A link between adolescent anterior knee pain and later PFOA has previously been suggested but there are few data to support this observation, he explained. So the aim of the current study was to look at this in more detail in a group of patients from the knee arthroplasty database at Southmead Hospital in Bristol.
Questionnaires that asked about a variety of symptoms and knee pain were sent to 190 patients in the database who had undergone patellofemoral arthroplasty and so had severe, isolated, and radiologically confirmed PFOA. Questionnaires also were sent to 445 patients who had undergone arthroplasty for unicompartmental tibiofemoral arthritis to serve as the control group.
A subanalysis was performed to look at the mean age of the first dislocation and the investigators found that patients with PFOA were likely to be much younger than controls, with a 44-year difference observed between the groups.
“This adds some weight to the theory that this process [PFOA] begins much earlier than once thought – at a younger age,” Mr.

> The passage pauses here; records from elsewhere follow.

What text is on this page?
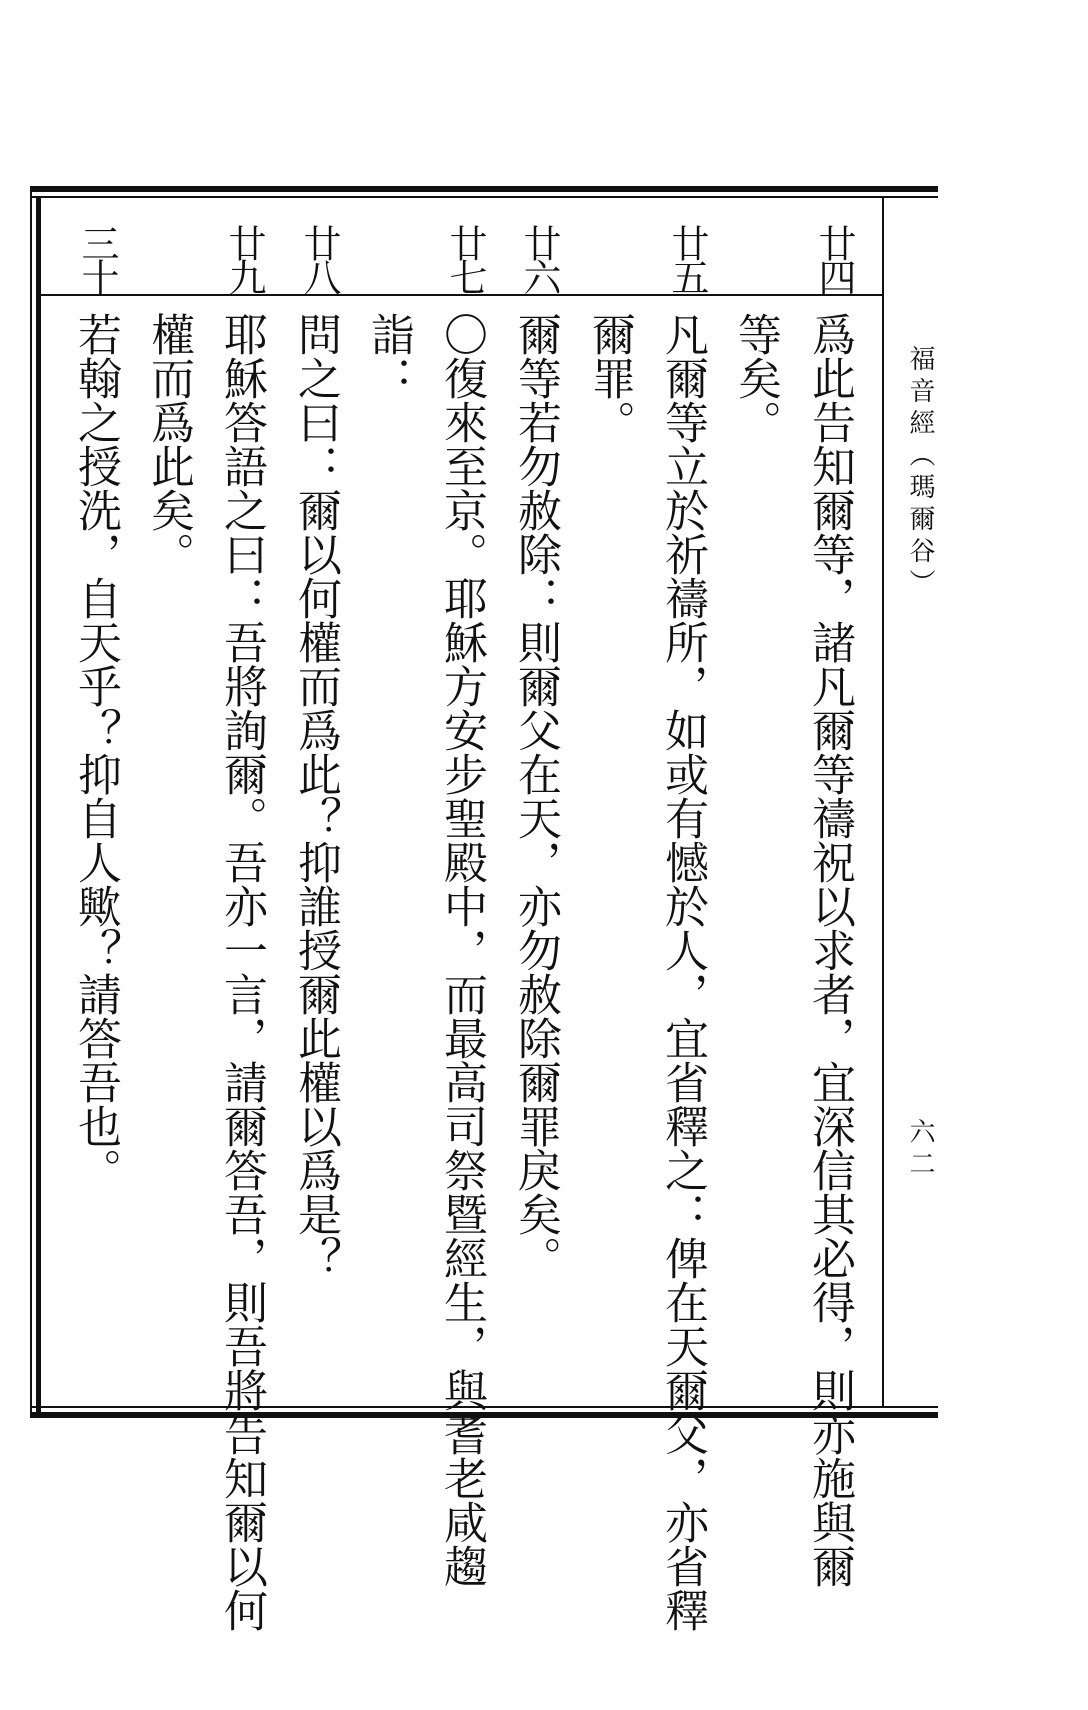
福音經（瑪爾谷）
六二
廿四
廿五
廿六
廿七
廿八
廿九
三十
爲此告知爾等，諸凡爾等禱祝以求者，宜深信其必得，則亦施與爾
等矣。
凡爾等立於祈禱所，如或有憾於人，宜省釋之：俾在天爾父，亦省釋
爾罪。
爾等若勿赦除：則爾父在天，亦勿赦除爾罪戾矣。
〇復來至京。耶穌方安步聖殿中，而最高司祭暨經生，與耆老咸趨
詣：
問之曰：爾以何權而爲此？抑誰授爾此權以爲是？
耶穌答語之曰：吾將詢爾。吾亦一言，請爾答吾，則吾將告知爾以何
權而爲此矣。
若翰之授洗，自天乎？抑自人歟？請答吾也。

Conchie suggested.
The study subjects were surveyed 1-4 years after their operation, so patient recall could have affected the results, but the use of the unicompartmental tibiofemoral arthritis patients as controls should have reduced this potential bias, he said. The fact that they had gone through an arthroplasty meant that they would have had very similar experiences to the PFOA group in terms of pain.

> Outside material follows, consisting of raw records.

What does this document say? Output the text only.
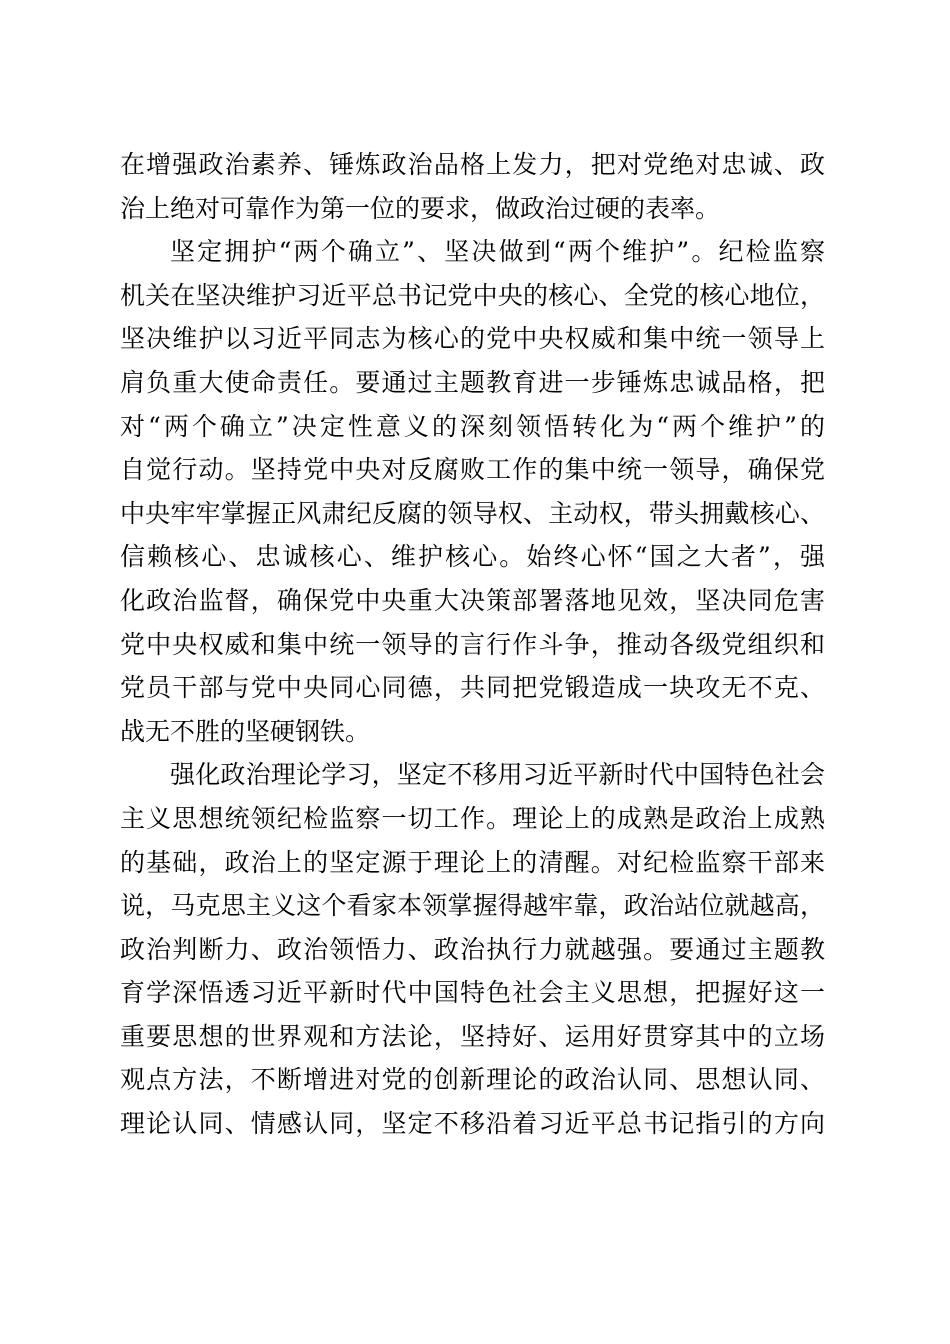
在增强政治素养、锤炼政治品格上发力，把对党绝对忠诚、政
治上绝对可靠作为第一位的要求，做政治过硬的表率。
坚定拥护“两个确立”、坚决做到“两个维护”。纪检监察
机关在坚决维护习近平总书记党中央的核心、全党的核心地位，
坚决维护以习近平同志为核心的党中央权威和集中统一领导上
肩负重大使命责任。要通过主题教育进一步锤炼忠诚品格，把
对“两个确立”决定性意义的深刻领悟转化为“两个维护”的
自觉行动。坚持党中央对反腐败工作的集中统一领导，确保党
中央牢牢掌握正风肃纪反腐的领导权、主动权，带头拥戴核心、
信赖核心、忠诚核心、维护核心。始终心怀“国之大者”，强
化政治监督，确保党中央重大决策部署落地见效，坚决同危害
党中央权威和集中统一领导的言行作斗争，推动各级党组织和
党员干部与党中央同心同德，共同把党锻造成一块攻无不克、
战无不胜的坚硬钢铁。
强化政治理论学习，坚定不移用习近平新时代中国特色社会
主义思想统领纪检监察一切工作。理论上的成熟是政治上成熟
的基础，政治上的坚定源于理论上的清醒。对纪检监察干部来
说，马克思主义这个看家本领掌握得越牢靠，政治站位就越高，
政治判断力、政治领悟力、政治执行力就越强。要通过主题教
育学深悟透习近平新时代中国特色社会主义思想，把握好这一
重要思想的世界观和方法论，坚持好、运用好贯穿其中的立场
观点方法，不断增进对党的创新理论的政治认同、思想认同、
理论认同、情感认同，坚定不移沿着习近平总书记指引的方向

Although only severe OA cases and arthritis controls were used, the team believes that the findings are robust as these were clearly defined patient groups, albeit at the end of the disease spectrum.
“Thought can now turn to etiological mechanisms underlying these relationships, and I think it is likely that anatomical etiologies such as patellar outer and trochlear dysplasia can define both the pain and instability in youth as well as the patellofemoral osteoarthritis in later life,” Mr. Conchie proposed. Further research to look at this would be needed in future.
During the Q&A following his presentation, Dr. Eileen Baildam of Alder Hey Children’s Hospital in Liverpool, England, commented that she had looked at the persistence of pain in patients with adolescent anterior knee pain some years ago and found that, 10-20 years later, 60% were still experiencing pain.
The chair of the session, Dr. Joyce Davidson of the Royal Hospital for Sick Children in Glasgow, summed up by saying: “I think we do see lots of patients and maybe we just need to be aware that this may not be as benign as we think, and certainly we should be looking for abnormal patellae and being very aware of it in young people.”
Mr. Conchie and his coauthors had nothing to disclose.